You need to know that before you can move on with integration.

 

[prakhargupta3301]

Hi,

Perhaps it helps you if you rephrase the $d$ in $dt$ by

" $\Delta$ with the understanding that we take the limit $\Delta \downarrow 0$ "

that way you 'see' that $a \,dt = dv$ and all of those manipulations that physicists do without much consideration. For mathematicians it can be a horror to look at them, but in physics functions are generally well-behaved enough to talk like this.

So, you're trying to say that mathematically, this is wrong, but in physics such manipulations work so I needn't worry?
Also, Just to be sure, what you wrote in the double quotation marks means: Change where we take the lowest limit to be nearly equal to 0?
Thank you.

 

[prakhargupta3301]

That the integral of the derivative of a function is the function is the Fundamental Theorem of Calculus.
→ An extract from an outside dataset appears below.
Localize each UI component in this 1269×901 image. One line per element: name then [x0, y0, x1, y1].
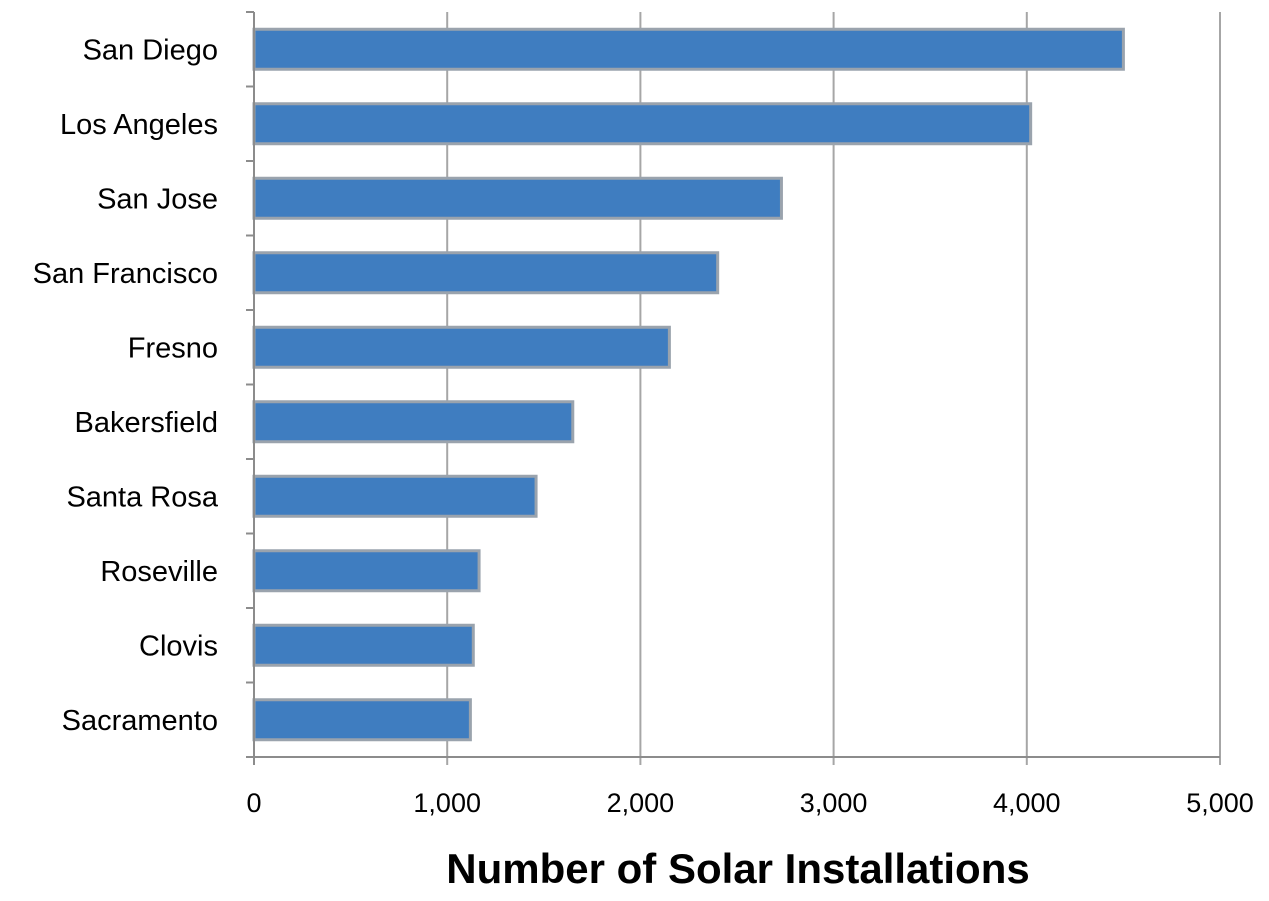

You need to know that before you can move on with integration.

Ok. I think I get it now. (Perhaps I'm getting these many silly doubts is because we aren't being taught calculus in totality but bits and pieces of it in Mathematical Tools section of physics class.)
Also, earlier I was thinking of v as a constant (I know that was ignorant of me) but I now realize it's a function!
Anyways, I checked it and now I know the Fundamental theorem of Calculus. Thanks to you!